The clash of personalities is entertaining enough. What is more interesting, however, is what it reveals about the fault-line that runs straight through the heart of British economic policymaking. An independent Bank of England is a novelty in Britain. It splits power between two separate offices, which are meant to be independent of each other. The chancellor controls fiscal policy. The governor, along with the Monetary Policy Committee (MPC), controls interest rates. The first decade after this policy was put in place was straightforward enough. But the economic climate was then, as King himself has frequently pointed out, exceptionally benign. Inflation was low, credit was easy, and growth was strong. It is not hard for everyone to get along when everything is going that well.

It was after the financial crash that the conflicts started to emerge. Looking forward, there could well be a lot more potential rows ahead. What happens, for example, if the governor and the MPCdecide they need to hike interest rates in the run-up to a general election if they are to keep inflation under control? It is hard to see that going down well with George Osborne, or whoever happens to be chancellor in 2015 or 2020. Likewise, what happens if the economy goes into a double-dip recession? The chancellor might well want to see more quantitative easing to try and find some way of stimulating growth. But the governor may well consider that the risks of inflation, or of a collapse of confidence in sterling, are too great. Or what if the chancellor decides the budget deficit can be let rip in the run-up to an election – a move the governor may find very worrying? Is he allowed to raise interest rates in response?

In some countries, the central bank is so strong you wouldn’t have any doubt about who would come out on top. Prior to the launch of the euro, the Bundesbank in Germany could brush aside the views of mere politicians as nothing more than an irritation. In the US, the Federal Reserve has usually occupied a similar position, although that may be starting to change. Alan Greenspan in his pomp couldn’t be challenged by anyone. His successor, Ben Bernanke, doesn’t look nearly so powerful. Elsewhere, central bankers are not so mighty. The Banque of France never had the same status as the Bundesbank in Germany. The European Central Bank doesn’t look to either. It has made it pretty clear it doesn’t want to buy the debt of the peripheral euro-zone economies. But its political masters have left it with little choice.
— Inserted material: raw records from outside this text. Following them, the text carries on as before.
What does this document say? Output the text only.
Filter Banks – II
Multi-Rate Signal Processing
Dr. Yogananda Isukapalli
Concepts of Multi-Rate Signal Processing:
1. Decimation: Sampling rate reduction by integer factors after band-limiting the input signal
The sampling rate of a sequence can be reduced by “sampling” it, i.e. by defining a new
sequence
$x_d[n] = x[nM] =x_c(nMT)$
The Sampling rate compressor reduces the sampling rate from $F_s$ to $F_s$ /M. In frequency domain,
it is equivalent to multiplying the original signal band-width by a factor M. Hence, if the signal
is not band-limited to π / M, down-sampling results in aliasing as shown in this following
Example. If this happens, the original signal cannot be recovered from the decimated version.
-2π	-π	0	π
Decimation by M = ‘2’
As a general rule, central banks have to bow to the politicians. Can King or any of his successors buck that trend? Probably not. The Bank doesn’t have much of a public profile. Its record on inflation has been fairly poor. Nor did it do a great job of controlling the bubble that led up to the financial crash of 2008. If it came down to a fight with the chancellor, it is hard to see many people manning its barricades. We haven’t seen a really big public row yet between Downing Street and Threadneedle Street. But Darling has revealed the tensions behind the scenes. We are certain to see a public fight eventually – and quite possibly in 2013 or 2014. And you certainly wouldn’t want to bet on the Bank coming out ahead.